Membrane dryer refers to a dehumidification membrane that removes water vapor. Industrial applications almost exclusively use these on compressed air. Membrane dryers operate on the principle of migration. The compressed air to be dried is passed over a membrane that has a high affinity for water vapor. The water vapor diffuses through the membrane and migrates through to the opposite or low pressure, side. Typically, a dry cover gas is flowed across the low pressure side and absorbs the water on the membrane. After absorbing the water, the cover gas is discharged to the atmosphere. The cover gas is generally taken from the output of the dryer. The membrane is typically a series of small tubes collected in a bundle within an outer housing, referred to as "hollow fiber" membranes. To reduce the energy for compressing the gas, newer configurations have been proposed using water vapor compressors. The best performing of those designs use two membrane modules, one on the air stream to be dried, and a second "rejection" membrane module where the dry cover gas flows. However, these designs may accumulate gas between the membranes, so configurations that cycle sweep gas between the membrane modules may work better for realistic membranes with imperfect selectivity between water and vapor.

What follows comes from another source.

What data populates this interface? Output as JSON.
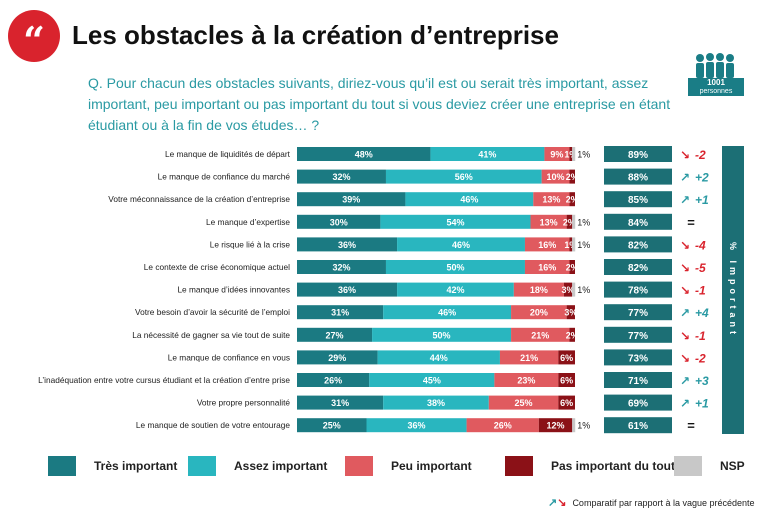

Some dryers are non-porous, which means they only permeate water vapor. Non-porous membranes' drying power is only a function of flow rate, pressure. The sweep flow is strictly controlled by an orifice and is not a function of temperature. Porous membranes are modified nitrogen membranes and pass air as well, usually changing the composition of the compressed air by reducing the oxygen content. The only maintenance required is changing the prefilter cartridge twice a year. The performance of porous membranes are dependent on temperature as well as operating pressure and flow.

Membrane air dryers depress the incoming dew point. Membrane air dryers tend to change the dew point by a fixed increment, meaning that if the membrane air dryer can lower the dew point by 60 C, it will do this whether the incoming air has a dew point of 50 C or 10 C. The pressure of incoming air also affects the ability of the membrane to dry the incoming air, and a higher inlet pressure will typically yield a larger drop in dew point than a lower inlet pressure. This is largely due to the increased partial pressure differential between the gas-water mixture on the wet side and dry side of the membrane.

Membrane air dryers are designed to operate continuously. Membrane air dryers are quiet, reliable and require no electricity to operate on compressed gas. If set up and operated properly, membrane dryers can produce extremely low dew points. For this reason they are very common in laboratories, medical facilities and specialty manufacturing environments where limited amounts of high quality compressed air is required. They are usually set up as a point-of-use dryer and provide the best service when used in a second or third stage role. The delicate nature of the equipment and how it is used makes them generally unsuitable for more mainstream or industrial applications. Membrane air dryers are used in pneumatic components, spray painting, laser plenum purge, air bearings, air spindles, medical equipment, air guns and pneumatic brakes for vehicles and trains.